Though many of the conclusions set forth mechanisms for progress, including the establishment of a cease-fire committee that is to meet regularly, few expect short-term changes on the ground in Libya as a sustainable resolution remains elusive. Still, in the days following the summit, observers have said Turkey’s increased involvement in the conflict acted as a catalyst for the European and international community to revisit developments in Libya.
Ankara, through agreements with the Tripoli government demarcating shared maritime boundaries in November and then with parliamentary approval of Turkish troop deployment to Libya earlier this month, has expanded its diplomatic clout in the nine-year conflict and has positioned itself as a key broker in developments moving forward.
In recent months, Turkish officials have increasingly supported the UN-recognized Government of National Accord headed by Prime Minister Fayez al-Sarraj in Tripoli against an offensive launched in April 2019 by eastern Libya commander Khalifa Hifter.

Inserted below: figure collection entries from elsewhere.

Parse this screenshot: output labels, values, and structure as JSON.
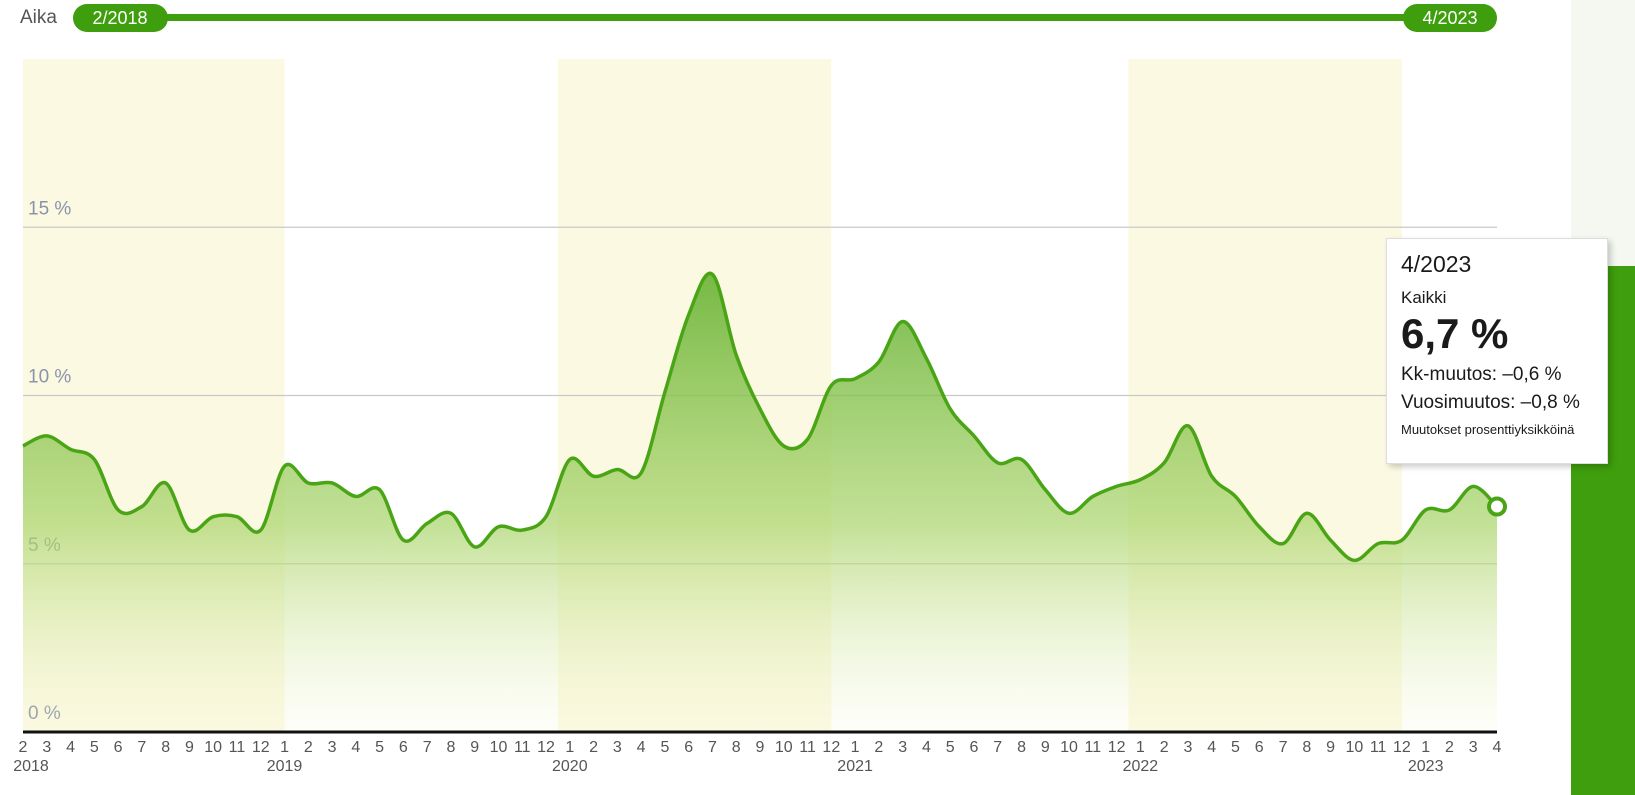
{
  "slider": {
    "label": "Aika",
    "start": "2/2018",
    "end": "4/2023"
  },
  "chart_data": {
    "type": "area",
    "categories": [
      "2",
      "3",
      "4",
      "5",
      "6",
      "7",
      "8",
      "9",
      "10",
      "11",
      "12",
      "1",
      "2",
      "3",
      "4",
      "5",
      "6",
      "7",
      "8",
      "9",
      "10",
      "11",
      "12",
      "1",
      "2",
      "3",
      "4",
      "5",
      "6",
      "7",
      "8",
      "9",
      "10",
      "11",
      "12",
      "1",
      "2",
      "3",
      "4",
      "5",
      "6",
      "7",
      "8",
      "9",
      "10",
      "11",
      "12",
      "1",
      "2",
      "3",
      "4",
      "5",
      "6",
      "7",
      "8",
      "9",
      "10",
      "11",
      "12",
      "1",
      "2",
      "3",
      "4"
    ],
    "years": [
      "2018",
      "2019",
      "2020",
      "2021",
      "2022",
      "2023"
    ],
    "series": [
      {
        "name": "Kaikki",
        "color": "#4aa516",
        "values": [
          8.5,
          8.8,
          8.4,
          8.1,
          6.6,
          6.7,
          7.4,
          6.0,
          6.4,
          6.4,
          6.0,
          7.9,
          7.4,
          7.4,
          7.0,
          7.2,
          5.7,
          6.2,
          6.5,
          5.5,
          6.1,
          6.0,
          6.4,
          8.1,
          7.6,
          7.8,
          7.7,
          10.1,
          12.4,
          13.6,
          11.2,
          9.6,
          8.5,
          8.7,
          10.3,
          10.5,
          11.0,
          12.2,
          11.1,
          9.6,
          8.8,
          8.0,
          8.1,
          7.2,
          6.5,
          7.0,
          7.3,
          7.5,
          8.0,
          9.1,
          7.6,
          7.0,
          6.1,
          5.6,
          6.5,
          5.7,
          5.1,
          5.6,
          5.7,
          6.6,
          6.6,
          7.3,
          6.7
        ]
      }
    ],
    "ylim": [
      0,
      20
    ],
    "yticks": [
      {
        "value": 0,
        "label": "0 %"
      },
      {
        "value": 5,
        "label": "5 %"
      },
      {
        "value": 10,
        "label": "10 %"
      },
      {
        "value": 15,
        "label": "15 %"
      }
    ],
    "grid": true,
    "tooltip": {
      "date": "4/2023",
      "series": "Kaikki",
      "value": "6,7 %",
      "monthly": "Kk-muutos: –0,6 %",
      "yearly": "Vuosimuutos: –0,8 %",
      "note": "Muutokset prosenttiyksikköinä"
    }
  }
}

Sinem Adar, a research associate at the German Institute for International and Security Affairs in Berlin, said Ankara has multiple interests in its logistical and material backing of the Government of National Accord, including territorial and energy claims in the eastern Mediterranean, political alignments and economic incentives in the form of prewar Turkish debt.
Adar told Al-Monitor that the summit has helped Ankara buy further time to keep the Government of National Accord intact, adding, “One can perhaps argue that the summit for Ankara is a short-term gain, in this respect.”